Teaches writing at the Esalen Institute[1] and was a speaker at The Nieman Foundation for Journalism at Harvard's 2008 and 2009 conferences on Narrative Nonfiction. Awarded writing residencies at Mesa Refuge, Hedgebrook, and Blue Mountain Center.[2]

In the 1980s she exposed abuses of sexuality and power by leaders of American Buddhist communities.[3]

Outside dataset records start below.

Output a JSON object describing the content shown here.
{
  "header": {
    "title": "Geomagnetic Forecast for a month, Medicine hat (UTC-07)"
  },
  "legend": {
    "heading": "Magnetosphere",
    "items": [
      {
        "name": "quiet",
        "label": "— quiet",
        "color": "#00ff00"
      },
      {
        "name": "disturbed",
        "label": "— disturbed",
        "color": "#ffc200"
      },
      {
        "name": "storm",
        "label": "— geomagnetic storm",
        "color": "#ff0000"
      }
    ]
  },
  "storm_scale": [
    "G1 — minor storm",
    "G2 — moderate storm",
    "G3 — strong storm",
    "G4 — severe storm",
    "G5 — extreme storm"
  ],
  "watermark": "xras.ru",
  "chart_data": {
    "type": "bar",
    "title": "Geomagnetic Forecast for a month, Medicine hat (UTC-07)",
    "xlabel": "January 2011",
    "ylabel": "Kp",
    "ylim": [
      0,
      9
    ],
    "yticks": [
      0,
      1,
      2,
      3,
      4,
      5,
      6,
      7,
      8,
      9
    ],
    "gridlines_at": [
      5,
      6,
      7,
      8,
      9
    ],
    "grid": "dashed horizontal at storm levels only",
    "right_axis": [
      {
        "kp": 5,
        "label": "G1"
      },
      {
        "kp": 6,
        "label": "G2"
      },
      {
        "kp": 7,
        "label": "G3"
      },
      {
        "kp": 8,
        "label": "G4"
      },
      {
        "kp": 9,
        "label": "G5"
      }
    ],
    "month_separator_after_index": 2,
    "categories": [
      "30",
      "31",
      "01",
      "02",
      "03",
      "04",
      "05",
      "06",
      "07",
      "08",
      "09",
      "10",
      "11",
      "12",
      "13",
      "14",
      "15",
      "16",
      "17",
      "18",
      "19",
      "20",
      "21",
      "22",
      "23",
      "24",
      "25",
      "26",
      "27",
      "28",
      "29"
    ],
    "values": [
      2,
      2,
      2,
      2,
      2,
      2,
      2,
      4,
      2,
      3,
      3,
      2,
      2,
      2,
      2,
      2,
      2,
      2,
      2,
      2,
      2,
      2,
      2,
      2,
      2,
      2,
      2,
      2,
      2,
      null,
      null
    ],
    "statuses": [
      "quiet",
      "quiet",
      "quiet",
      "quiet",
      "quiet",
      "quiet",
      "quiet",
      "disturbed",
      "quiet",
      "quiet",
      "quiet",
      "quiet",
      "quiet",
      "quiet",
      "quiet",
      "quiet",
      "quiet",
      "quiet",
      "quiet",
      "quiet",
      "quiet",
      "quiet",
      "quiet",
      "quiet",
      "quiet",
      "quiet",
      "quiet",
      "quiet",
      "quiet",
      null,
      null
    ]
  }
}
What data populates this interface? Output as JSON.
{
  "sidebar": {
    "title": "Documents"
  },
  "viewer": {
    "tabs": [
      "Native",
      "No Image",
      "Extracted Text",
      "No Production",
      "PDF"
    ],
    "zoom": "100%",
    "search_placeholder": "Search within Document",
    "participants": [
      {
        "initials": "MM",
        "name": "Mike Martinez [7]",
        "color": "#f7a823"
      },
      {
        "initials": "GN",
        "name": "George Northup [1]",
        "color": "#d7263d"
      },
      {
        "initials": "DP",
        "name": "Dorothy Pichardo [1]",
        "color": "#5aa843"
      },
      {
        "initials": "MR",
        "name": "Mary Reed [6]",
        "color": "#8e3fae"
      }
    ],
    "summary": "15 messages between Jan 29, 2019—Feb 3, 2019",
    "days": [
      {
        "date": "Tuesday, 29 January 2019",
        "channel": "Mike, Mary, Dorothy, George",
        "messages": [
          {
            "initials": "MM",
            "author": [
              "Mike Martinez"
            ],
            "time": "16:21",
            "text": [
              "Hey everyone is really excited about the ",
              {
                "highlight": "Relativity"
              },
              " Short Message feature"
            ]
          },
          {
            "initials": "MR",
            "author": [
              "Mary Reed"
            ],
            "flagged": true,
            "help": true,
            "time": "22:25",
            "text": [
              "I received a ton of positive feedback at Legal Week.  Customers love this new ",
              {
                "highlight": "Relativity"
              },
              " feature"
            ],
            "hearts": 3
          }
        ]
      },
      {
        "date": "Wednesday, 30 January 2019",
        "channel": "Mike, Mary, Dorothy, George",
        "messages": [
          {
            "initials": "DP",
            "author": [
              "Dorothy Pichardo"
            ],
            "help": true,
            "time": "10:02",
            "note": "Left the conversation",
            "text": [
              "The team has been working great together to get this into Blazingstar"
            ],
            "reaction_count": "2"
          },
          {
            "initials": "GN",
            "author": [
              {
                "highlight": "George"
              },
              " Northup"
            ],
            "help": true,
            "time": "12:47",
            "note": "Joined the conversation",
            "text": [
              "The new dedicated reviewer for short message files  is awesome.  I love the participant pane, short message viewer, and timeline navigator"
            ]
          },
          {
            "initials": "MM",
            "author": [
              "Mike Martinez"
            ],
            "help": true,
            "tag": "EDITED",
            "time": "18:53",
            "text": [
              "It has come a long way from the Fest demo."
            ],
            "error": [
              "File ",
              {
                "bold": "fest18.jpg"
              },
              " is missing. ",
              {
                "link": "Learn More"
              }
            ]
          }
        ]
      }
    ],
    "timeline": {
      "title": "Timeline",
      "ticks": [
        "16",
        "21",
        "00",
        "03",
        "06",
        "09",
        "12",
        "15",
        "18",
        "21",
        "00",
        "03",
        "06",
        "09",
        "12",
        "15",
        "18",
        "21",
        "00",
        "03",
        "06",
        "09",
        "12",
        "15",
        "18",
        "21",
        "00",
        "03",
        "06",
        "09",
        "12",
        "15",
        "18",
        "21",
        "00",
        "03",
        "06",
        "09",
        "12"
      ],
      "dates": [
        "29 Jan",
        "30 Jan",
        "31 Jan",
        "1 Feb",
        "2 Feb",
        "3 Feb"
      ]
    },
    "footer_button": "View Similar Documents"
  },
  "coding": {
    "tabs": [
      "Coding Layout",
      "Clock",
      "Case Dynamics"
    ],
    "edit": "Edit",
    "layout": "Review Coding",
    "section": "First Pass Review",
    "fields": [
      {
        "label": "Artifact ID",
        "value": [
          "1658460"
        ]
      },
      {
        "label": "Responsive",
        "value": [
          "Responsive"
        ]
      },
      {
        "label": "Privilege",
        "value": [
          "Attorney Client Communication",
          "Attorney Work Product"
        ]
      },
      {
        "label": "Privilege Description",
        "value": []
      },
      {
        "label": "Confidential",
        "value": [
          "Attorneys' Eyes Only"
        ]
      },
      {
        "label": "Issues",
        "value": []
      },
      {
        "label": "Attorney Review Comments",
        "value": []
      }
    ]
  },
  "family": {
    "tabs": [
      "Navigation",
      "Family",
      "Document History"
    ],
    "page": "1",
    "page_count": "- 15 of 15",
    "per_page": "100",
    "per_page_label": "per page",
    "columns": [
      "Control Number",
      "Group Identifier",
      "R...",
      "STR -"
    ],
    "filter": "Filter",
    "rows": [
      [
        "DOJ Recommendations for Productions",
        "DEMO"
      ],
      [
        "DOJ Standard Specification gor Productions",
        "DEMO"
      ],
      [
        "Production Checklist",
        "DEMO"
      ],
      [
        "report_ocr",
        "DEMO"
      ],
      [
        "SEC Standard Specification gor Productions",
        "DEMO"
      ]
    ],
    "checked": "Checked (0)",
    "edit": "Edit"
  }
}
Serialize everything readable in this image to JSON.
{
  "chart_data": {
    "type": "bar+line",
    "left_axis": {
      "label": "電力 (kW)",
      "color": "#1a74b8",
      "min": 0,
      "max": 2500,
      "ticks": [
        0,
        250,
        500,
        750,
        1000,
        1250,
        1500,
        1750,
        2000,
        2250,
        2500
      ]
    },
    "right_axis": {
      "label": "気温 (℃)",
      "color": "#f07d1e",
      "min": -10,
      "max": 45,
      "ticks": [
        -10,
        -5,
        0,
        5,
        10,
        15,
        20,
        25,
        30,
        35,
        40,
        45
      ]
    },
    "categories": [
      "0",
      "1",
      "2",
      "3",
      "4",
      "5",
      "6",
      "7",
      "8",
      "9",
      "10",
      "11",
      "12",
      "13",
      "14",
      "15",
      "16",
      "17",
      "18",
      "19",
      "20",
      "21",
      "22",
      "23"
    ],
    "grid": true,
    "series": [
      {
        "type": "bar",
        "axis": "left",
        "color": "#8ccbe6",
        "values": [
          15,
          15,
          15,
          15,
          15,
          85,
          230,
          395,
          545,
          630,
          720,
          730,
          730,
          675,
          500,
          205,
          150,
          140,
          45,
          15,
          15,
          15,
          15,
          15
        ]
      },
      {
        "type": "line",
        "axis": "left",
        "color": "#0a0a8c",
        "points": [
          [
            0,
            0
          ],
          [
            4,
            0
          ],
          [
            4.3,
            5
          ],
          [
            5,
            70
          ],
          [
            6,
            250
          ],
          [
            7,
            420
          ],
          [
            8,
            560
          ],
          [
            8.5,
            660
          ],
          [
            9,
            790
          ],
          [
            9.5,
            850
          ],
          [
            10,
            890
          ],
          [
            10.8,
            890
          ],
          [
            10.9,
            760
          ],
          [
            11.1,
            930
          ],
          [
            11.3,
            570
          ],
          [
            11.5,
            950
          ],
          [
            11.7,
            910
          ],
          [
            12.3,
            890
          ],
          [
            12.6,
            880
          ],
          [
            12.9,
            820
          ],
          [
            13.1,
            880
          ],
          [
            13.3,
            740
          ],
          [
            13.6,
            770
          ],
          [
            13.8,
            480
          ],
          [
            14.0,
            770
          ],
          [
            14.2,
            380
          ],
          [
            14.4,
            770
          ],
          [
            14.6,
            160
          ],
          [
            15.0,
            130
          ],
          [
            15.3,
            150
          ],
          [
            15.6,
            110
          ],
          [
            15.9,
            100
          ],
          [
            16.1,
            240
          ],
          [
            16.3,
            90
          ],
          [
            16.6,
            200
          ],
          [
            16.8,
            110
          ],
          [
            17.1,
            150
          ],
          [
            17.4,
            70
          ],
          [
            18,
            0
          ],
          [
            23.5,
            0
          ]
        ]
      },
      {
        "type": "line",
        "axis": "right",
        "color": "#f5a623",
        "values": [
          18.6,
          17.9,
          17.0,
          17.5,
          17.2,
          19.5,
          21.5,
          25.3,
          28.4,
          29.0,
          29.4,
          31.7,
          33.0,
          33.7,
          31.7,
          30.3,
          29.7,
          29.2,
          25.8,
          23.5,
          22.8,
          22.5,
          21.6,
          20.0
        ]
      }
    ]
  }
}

She speaks at hospitals,[4] medical schools[5] and other locations about improving end-of-life medicine and the doctor-patient relationship.[6]

Publications

Butler's essays and articles have appeared in The New York Times Magazine, The New Yorker,[7]The Wall Street Journal, Mother Jones, the Los Angeles Times Sunday Magazine, New West Magazine, Vogue, The Village Voice, Tricycle (The Buddhist Quarterly), More magazine, Psychotherapy Networker magazine,[8] among others.[9] Her writing career began with an internship at the San Francisco Bay Guardian, followed by a stint as a staff reporter for the San Francisco Chronicle that lasted for 12 years.

Books

  • Knocking on Heaven's Door: The Path to a Better Way of Death (2013) The New York Times called Knocking on Heaven's Door a "thoroughly researched and compelling mix of personal narrative and hard-nosed reporting"[10] and named it one of their 100 Notable Books of 2013.[11] The book also received a Books for a Better Life Award in 2014[12] and was a finalist for the Dayton Literary Peace Prize.[13]
  • The Art of Dying Well: A Practical Guide to a Good End of Life (2019) is a guide to reducing the risks of medical overtreatment and finding those helpful medical allies in the last third of life.[14]

Awards and honors

In 2010, the Nieman Foundation named "What Broke My Father's Heart," an essay about how a pacemaker forced her "father's heart to outlive his brain" a "notable narrative."[15] The essay, first published in the New York Times Magazine,[16] also won awards for national journalism from the National Association of Science Writers[17] and the Association of Health Care Journalists.[18] Butler's essays have appeared in Best American Essays, Best American Science Writing and Best Buddhist Writing. In 2004, she was a finalist for a National Magazine Award for an essay about applying traditional religious practices to the chaos of modern life.